After 1980, this situation changed radically. President-elect Reagan took office in 1981 with a national debt 32.6 percent of GDP. The huge deficits that followed the Reagan tax cuts drove up the national debt to 53.1 percent of GDP when President-elect George H. W. Bush took over in 1989, and to 66.2 percent of GDP when President-elect Clinton took office 1993. The debt build-up of the George W. Bush administration has more than offset the debt reductions achieved by the Clinton administration.

As stated earlier, the debt run-up by these presidents—Reagan, George H. W. Bush, and George W. Bush—means that we are paying almost $300 billion extra this year in interest to those who “own” the national debt (those who purchase and hold U.S. Treasury securities).

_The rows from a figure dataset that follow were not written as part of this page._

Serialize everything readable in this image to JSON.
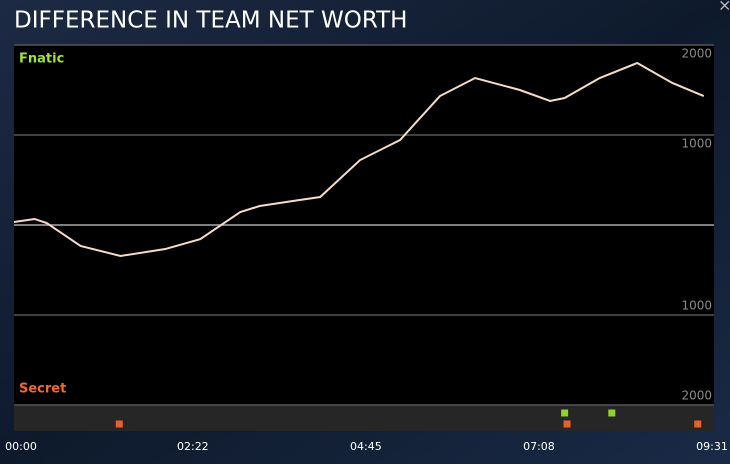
{
  "chart_data": {
    "type": "line",
    "title": "DIFFERENCE IN TEAM NET WORTH",
    "top_label": "Fnatic",
    "top_color": "#9ee23c",
    "bottom_label": "Secret",
    "bottom_color": "#ee6a2e",
    "x": [
      0,
      17,
      27,
      55,
      88,
      125,
      154,
      187,
      203,
      236,
      253,
      286,
      319,
      352,
      381,
      418,
      443,
      455,
      484,
      515,
      544,
      570
    ],
    "series": [
      {
        "color": "#f6dcc8",
        "values": [
          33,
          67,
          22,
          -233,
          -344,
          -267,
          -156,
          144,
          211,
          278,
          311,
          722,
          944,
          1433,
          1633,
          1500,
          1378,
          1411,
          1633,
          1800,
          1578,
          1433
        ]
      }
    ],
    "xlim": [
      0,
      571
    ],
    "xticks": [
      {
        "value": 0,
        "label": "00:00"
      },
      {
        "value": 142,
        "label": "02:22"
      },
      {
        "value": 285,
        "label": "04:45"
      },
      {
        "value": 428,
        "label": "07:08"
      },
      {
        "value": 571,
        "label": "09:31"
      }
    ],
    "ylim": [
      -2000,
      2000
    ],
    "yticks": [
      2000,
      1000,
      {
        "value": -1000,
        "label": "1000"
      },
      {
        "value": -2000,
        "label": "2000"
      }
    ],
    "grid": true,
    "events": [
      {
        "color": "#8fd12f",
        "x": [
          455,
          494
        ]
      },
      {
        "color": "#e8602c",
        "x": [
          87,
          457,
          565
        ]
      }
    ]
  }
}
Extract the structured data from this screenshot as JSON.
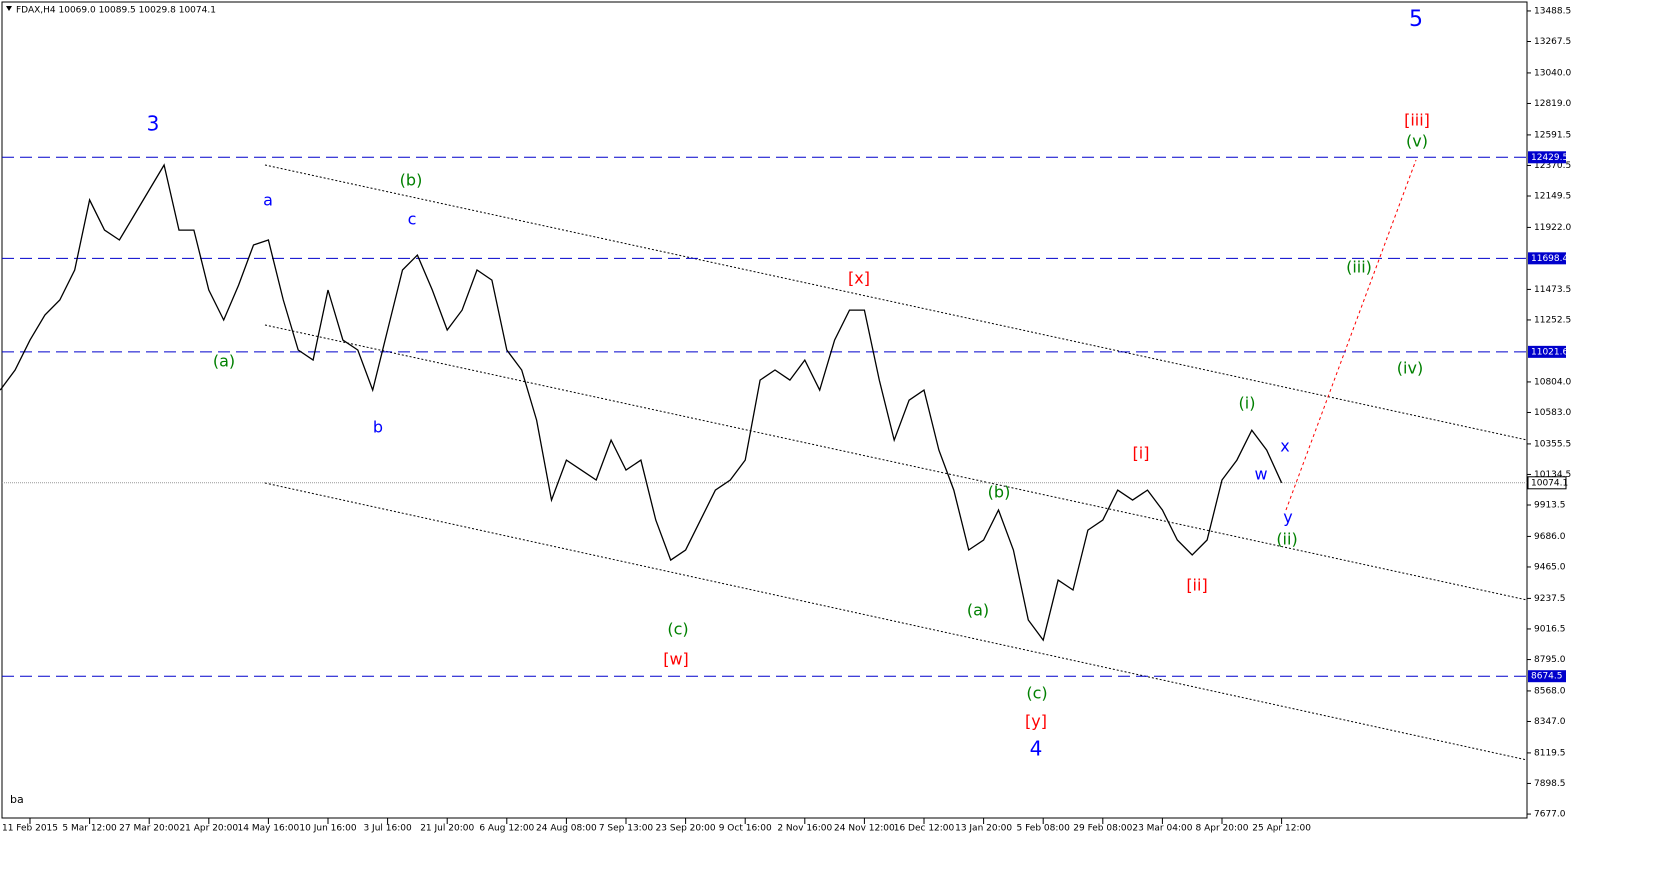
{
  "chart_data": {
    "type": "line",
    "title": "FDAX,H4  10069.0 10089.5 10029.8 10074.1",
    "footer": "ba",
    "color": "#000000",
    "categories": [
      null,
      null,
      "11 Feb 2015",
      null,
      null,
      null,
      "5 Mar 12:00",
      null,
      null,
      null,
      "27 Mar 20:00",
      null,
      null,
      null,
      "21 Apr 20:00",
      null,
      null,
      null,
      "14 May 16:00",
      null,
      null,
      null,
      "10 Jun 16:00",
      null,
      null,
      null,
      "3 Jul 16:00",
      null,
      null,
      null,
      "21 Jul 20:00",
      null,
      null,
      null,
      "6 Aug 12:00",
      null,
      null,
      null,
      "24 Aug 08:00",
      null,
      null,
      null,
      "7 Sep 13:00",
      null,
      null,
      null,
      "23 Sep 20:00",
      null,
      null,
      null,
      "9 Oct 16:00",
      null,
      null,
      null,
      "2 Nov 16:00",
      null,
      null,
      null,
      "24 Nov 12:00",
      null,
      null,
      null,
      "16 Dec 12:00",
      null,
      null,
      null,
      "13 Jan 20:00",
      null,
      null,
      null,
      "5 Feb 08:00",
      null,
      null,
      null,
      "29 Feb 08:00",
      null,
      null,
      null,
      "23 Mar 04:00",
      null,
      null,
      null,
      "8 Apr 20:00",
      null,
      null,
      null,
      "25 Apr 12:00"
    ],
    "values": [
      10745,
      10890,
      11107,
      11288,
      11397,
      11614,
      12121,
      11903,
      11831,
      12012,
      12193,
      12374,
      11903,
      11903,
      11469,
      11252,
      11505,
      11795,
      11831,
      11397,
      11035,
      10962,
      11469,
      11107,
      11035,
      10745,
      11180,
      11614,
      11722,
      11469,
      11180,
      11324,
      11614,
      11541,
      11035,
      10890,
      10528,
      9949,
      10238,
      10166,
      10094,
      10383,
      10166,
      10238,
      9804,
      9515,
      9588,
      9804,
      10021,
      10094,
      10238,
      10817,
      10890,
      10817,
      10962,
      10745,
      11107,
      11324,
      11324,
      10817,
      10383,
      10672,
      10745,
      10311,
      10021,
      9588,
      9660,
      9877,
      9588,
      9081,
      8936,
      9370,
      9298,
      9732,
      9804,
      10021,
      9949,
      10021,
      9877,
      9660,
      9552,
      9660,
      10094,
      10238,
      10455,
      10311,
      10074.1
    ],
    "ylim": [
      7634,
      13546
    ],
    "yticks": [
      13488.5,
      13267.5,
      {
        "value": 13040,
        "label": "13040.0"
      },
      {
        "value": 12819,
        "label": "12819.0"
      },
      12591.5,
      12370.5,
      12149.5,
      {
        "value": 11922,
        "label": "11922.0"
      },
      11473.5,
      11252.5,
      {
        "value": 10804,
        "label": "10804.0"
      },
      {
        "value": 10583,
        "label": "10583.0"
      },
      10355.5,
      10134.5,
      9913.5,
      {
        "value": 9686,
        "label": "9686.0"
      },
      {
        "value": 9465,
        "label": "9465.0"
      },
      9237.5,
      9016.5,
      {
        "value": 8795,
        "label": "8795.0"
      },
      {
        "value": 8568,
        "label": "8568.0"
      },
      {
        "value": 8347,
        "label": "8347.0"
      },
      8119.5,
      7898.5,
      {
        "value": 7677,
        "label": "7677.0"
      }
    ],
    "hlines": [
      12429.5,
      11698.4,
      11021.6,
      8674.5
    ],
    "last_price": 10074.1,
    "annotations": [
      {
        "text": "5",
        "color": "#0000ff"
      },
      {
        "text": "3",
        "color": "#0000ff"
      },
      {
        "text": "a",
        "color": "#0000ff"
      },
      {
        "text": "c",
        "color": "#0000ff"
      },
      {
        "text": "(b)",
        "color": "#008000"
      },
      {
        "text": "(a)",
        "color": "#008000"
      },
      {
        "text": "b",
        "color": "#0000ff"
      },
      {
        "text": "[x]",
        "color": "#ff0000"
      },
      {
        "text": "(c)",
        "color": "#008000"
      },
      {
        "text": "[w]",
        "color": "#ff0000"
      },
      {
        "text": "(b)",
        "color": "#008000"
      },
      {
        "text": "(a)",
        "color": "#008000"
      },
      {
        "text": "(c)",
        "color": "#008000"
      },
      {
        "text": "[y]",
        "color": "#ff0000"
      },
      {
        "text": "4",
        "color": "#0000ff"
      },
      {
        "text": "[i]",
        "color": "#ff0000"
      },
      {
        "text": "[ii]",
        "color": "#ff0000"
      },
      {
        "text": "(i)",
        "color": "#008000"
      },
      {
        "text": "x",
        "color": "#0000ff"
      },
      {
        "text": "w",
        "color": "#0000ff"
      },
      {
        "text": "y",
        "color": "#0000ff"
      },
      {
        "text": "(ii)",
        "color": "#008000"
      },
      {
        "text": "[iii]",
        "color": "#ff0000"
      },
      {
        "text": "(v)",
        "color": "#008000"
      },
      {
        "text": "(iii)",
        "color": "#008000"
      },
      {
        "text": "(iv)",
        "color": "#008000"
      }
    ]
  }
}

If we did not have these extra interest costs, we could instead use tax revenues to finance a substantial national health insurance program.

Like the child of parents who mortgaged the farm, the next president will have to climb out from under a heavy load of extra debt that the Reagan and Bush administrations have burdened us with.

Three notes are in order. First, a neutral fiscal legacy by my definition is one that leaves the national debt/GDP ratio unchanged. If the fiscal legacy is neutral, it means that during an administration, the national debt grew as fast as GDP, but no faster. The lower the initial debt to GDP ratio, the lower the deficit must be to be neutral. Second, the interest costs of the entire national debt are included in our calculation of fiscal legacy, not just the debt owned by the private sector. The debt owed to various public pension and insurance funds is considered as much a fiscal burden as the debt owed to foreign central banks and other private holders of Treasury bonds. (Only the bonds held by the Federal Reserve System might legitimately be treated differently.) Third, we ignore any effect of the size of the national debt on the interest rate. Such an effect can be expected to drive up the legacy costs of running up the national debt. We also ignore any effect fiscal policy may have on long-run economic growth; there is no good evidence of such an effect.